Acceptance of Asian-American students into TJHS declined after the policy change, which Miyares said his investigation found was “the intended outcome.”
“Public officials entrusted with educating our children knowingly and deliberately used race as a factor in a public schools admissions process, and that, ladies and gentlemen, is a clear violation of civil rights laws, both at federal and state level,” Miyares said.
Before FCPS’s policy change, students were accepted to TJHS based on their test scores, grade point average, teacher recommendations, and writing samples. The updated policy eliminated the standardized testing requirement in 2020, after community outcry about how few black students were accepted into the school.
“Thomas Jefferson High School was already, at that time, a minority majority high school, but they determined it was the wrong minorities,” Miyares said. “Their intentions — it was not an accident.”
“One school member described the new admissions plan as having quote, ‘an anti-Asian feel,’” Miyares continued. “Quote, ‘There has been an anti-Asian feel underlying some of this, hate to say it, laugh out loud.’ Another school board member admitted the changes would, quote, ‘Kick out Asians.’”
Parental advocates formed the “Coalition for TJ” to fight back against the changes, which they said were based on equity, not merit. When parents sued the school board for anti-Asian discrimination in 2023, a state court sided against them, and upon appeal, the U.S. Supreme Court declined to take up the case.
The school’s quest for “equal outcomes for every student, without exception” was achieved by clearly anti-Asian and “purposefully unequal” admissions standards, Miyares said. FCPS’s admissions policy change violates the Virginia Human Rights Act and Title VI of the Civil Rights Act of 1964, the attorney general added on Wednesday, and he has referred the case to the U.S. Departments of Education and Justice for federal review.

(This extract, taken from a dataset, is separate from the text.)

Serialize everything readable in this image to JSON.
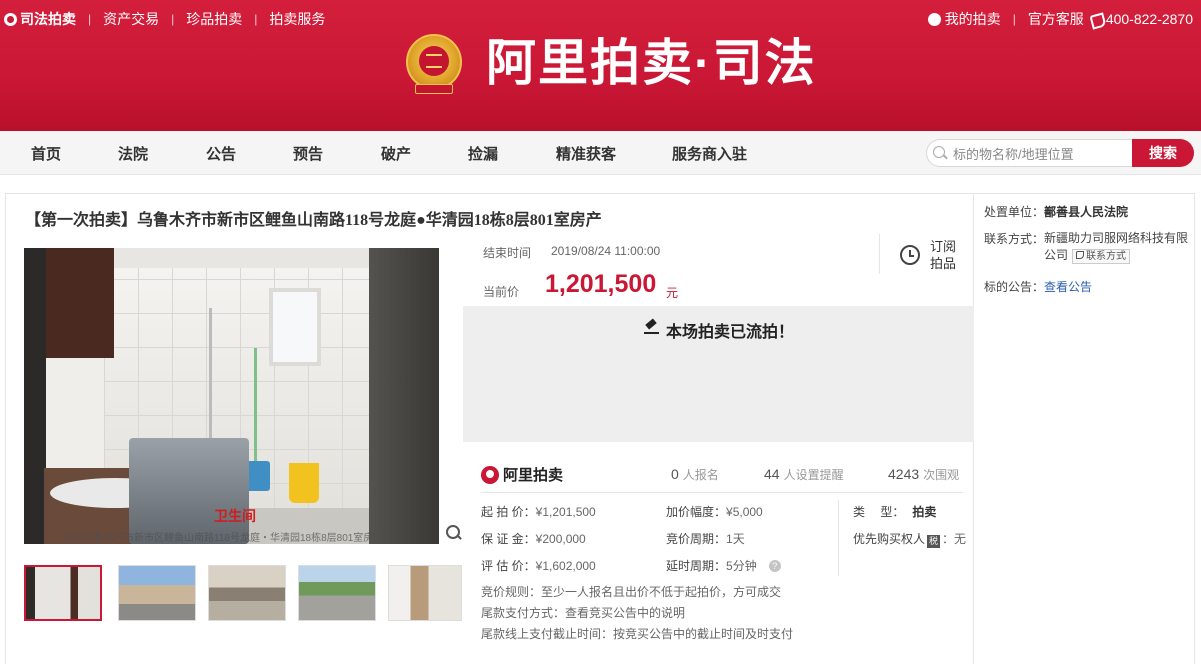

“A federal appellate court determined there was no merit to arguments that the admissions policy for Thomas Jefferson High School for Science and Technology discriminates against any group of students,” FCPS said in response to Miyares’s investigation. “Fairfax County Public Schools (FCPS) division leadership and counsel are currently reviewing the documents released today by the Attorney General and will issue a more detailed response in the coming days. FCPS remains committed to providing a world class education for all of our students.”
TJHS’s national ranking dropped from No. 1 to No. 14 in the years after the school’s policy change, Miyares lamented. The school boasts a rigorous curriculum and, due to its proximity to Washington, D.C., allows students unique opportunities to work with the defense, science, and aerospace industries, among others.
“What this board did was pit one race against another, manipulating the system to produce their desired racial makeup, even if it meant hurting one group of students,” Miyares said. “They knew what they were doing was wrong, and yet they did it anyway.”
It is unclear if the attorney general’s office itself will pursue action against FCPS, past recommending the discrimination case to the federal government.